Hey the box I built earlier this year cost about that much. I say BAH! to the face punches! Bah! Fie on them!
For some reason PC gaming gets a lot of flack on the frugal sites. I won't name the examples but I've seen them.
While it's true that it's not good to sit in front of a computer for too long, I find it vexing these sites can discuss reasonable levels of alcohol consumption (for example) as being frugal and poop on video games.
The average consumer sucker goes out and throws down $2400 on console hardware AND still has to buy TVs and extra controllers and proprietary adapters and proprietary cables and all sorts of proprietary hardware nonsense, pays outrageous additional sums for what's just a damn hard drive, and belts out $60 for bland games from huge bloated anti-social corporations who are creatively bankrupt.
(Granted the self published online markets have alleviated the latter problem somewhat, I give them credit there and not all AAA titles are shovelware.)
The Mustachian gamer may throw down a princely sum of $1200, but in exchange receives one machine which both duplicates and exceeds the capabilities of those expensive boxes all combined. And he is not feature locked either! Every time a new generation of hardware comes out, he is off to Ebay or the refurbished bins for the next to last generation which works almost exactly as well at a cost less than some new rubbish components.
He has a machine that he can use to track his savings and investments, one that can replace cable TV, one that can call up the library, that can mine bitcoins while he's otherwise occupied, that can do damn near anything, one that is a gateway to a cornucopia of free things. And he enjoys it all in a way that Chromebook user never will.
Consumer suckers have to go buy a box just to put Netflix on their TV, for instance. Not you. Consumer suckers pay out the nose for theaters or Redbox or any other number of products and services this replaces, and does so in style with exceptional performance!
And because the Mustachian made it himself, this wonderful machine is free of all the junky add ons and unlike a consumer sucka, he bought the best and most highly vetted parts.
Soon, with Steam coming out with its own Linux based OS, free open source software may reduce costs even further.
The frugality sites love organic food from small growers, why don't they love DRM free software from independent developers?
The PC itself may cost you $1200 but you can play things like Path of Exile for thousands of hours (please do this over many years) at no additional cost. And if you actually deign to spend any money, well good grief, you won't even live long enough to exhaust all the good stuff you can get from GoG.com for a pittance.
It gets even sillier when you realize that because you built your own instead of buying a locked down corporation box, you can modify and improve games to your heart's content. You can add functionality and content leagues beyond what was ever intended.
Never mind the fact configuring and running your own high end personal computer to perform so well leads to greater skills with modern technology. Suckers pay thousands of dollars just to keep up, you're ahead of 80% of people because you actually know something about hardware and software to make that beast spit out another 10 FPS.
When your family member's mere normal computers break or have problems, no one has to hire an expensive tech to fix it.
It keeps you from buying stupid consumer things, after you realize what you can make with your own two hands, it makes you look at something like an Ipad and assess its true value.
And one more thing. Family history of Alzheimer's and dementia here. Research shows empirically that improving your logic and memory skills as much as possible as long as possible is effective in delaying the onset of the disease. Also reading helps. Nothing in existence does this combination of lots of reading and lots of thinking better than the more cerebreal genres of games, especially when you start making spreadsheets to figure out how to play the game better.

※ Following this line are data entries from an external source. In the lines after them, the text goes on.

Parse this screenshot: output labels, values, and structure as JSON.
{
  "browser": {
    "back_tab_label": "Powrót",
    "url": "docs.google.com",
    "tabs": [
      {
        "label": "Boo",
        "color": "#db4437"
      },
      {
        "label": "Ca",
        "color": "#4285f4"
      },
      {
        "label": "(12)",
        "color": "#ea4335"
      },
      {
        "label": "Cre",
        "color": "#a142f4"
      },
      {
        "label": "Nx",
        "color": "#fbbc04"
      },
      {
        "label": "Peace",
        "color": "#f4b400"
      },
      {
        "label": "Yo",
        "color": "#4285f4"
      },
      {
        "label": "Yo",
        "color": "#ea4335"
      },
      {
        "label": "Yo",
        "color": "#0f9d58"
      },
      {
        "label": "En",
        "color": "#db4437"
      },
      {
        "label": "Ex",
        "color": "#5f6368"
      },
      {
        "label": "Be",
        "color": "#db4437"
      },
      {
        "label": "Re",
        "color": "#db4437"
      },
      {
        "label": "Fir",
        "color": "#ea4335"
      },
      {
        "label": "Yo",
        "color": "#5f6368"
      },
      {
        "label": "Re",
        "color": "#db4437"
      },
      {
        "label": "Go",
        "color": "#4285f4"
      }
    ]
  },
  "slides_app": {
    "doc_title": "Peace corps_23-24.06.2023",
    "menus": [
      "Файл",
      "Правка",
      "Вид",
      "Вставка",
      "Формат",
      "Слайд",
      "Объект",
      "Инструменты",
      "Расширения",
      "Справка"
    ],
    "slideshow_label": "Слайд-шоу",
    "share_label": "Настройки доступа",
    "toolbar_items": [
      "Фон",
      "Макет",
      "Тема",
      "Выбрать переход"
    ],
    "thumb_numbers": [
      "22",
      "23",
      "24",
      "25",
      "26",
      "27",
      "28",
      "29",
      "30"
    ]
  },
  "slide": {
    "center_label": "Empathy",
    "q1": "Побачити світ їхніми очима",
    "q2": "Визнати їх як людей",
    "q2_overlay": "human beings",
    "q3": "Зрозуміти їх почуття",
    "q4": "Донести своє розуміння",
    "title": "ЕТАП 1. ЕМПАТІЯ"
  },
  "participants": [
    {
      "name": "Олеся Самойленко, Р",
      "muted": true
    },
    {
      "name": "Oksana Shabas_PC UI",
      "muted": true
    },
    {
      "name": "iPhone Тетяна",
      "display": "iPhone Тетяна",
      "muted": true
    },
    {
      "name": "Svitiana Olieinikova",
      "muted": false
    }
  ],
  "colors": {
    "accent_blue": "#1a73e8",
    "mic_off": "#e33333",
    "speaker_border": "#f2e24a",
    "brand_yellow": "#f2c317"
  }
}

Rocking a silly good computer may not be strictly necessary, but neither is air conditioning or eating anything besides water, vitamin pills and ramen noodles.
The truth is video gaming can be stupid cheap especially on a PC, and the fringe benefits are hard to put a price on because you now have an absolutely beastly multipurpose machine plus a body of skills and knowledge you wouldn't otherwise.
Something that does all this, that amortizes out to a cost less than what most people pay for phone service in the United States, is money well spent. Provided you don't have a debt crisis on your hands and shop for value rather than shop for the bleeding edge because it's the bleeding edge, what's the problem?
I pay cash for my computer stuff and games and have no debt, and it's in my budget at the very bottom because it's my last priority. So Fie! No face punches!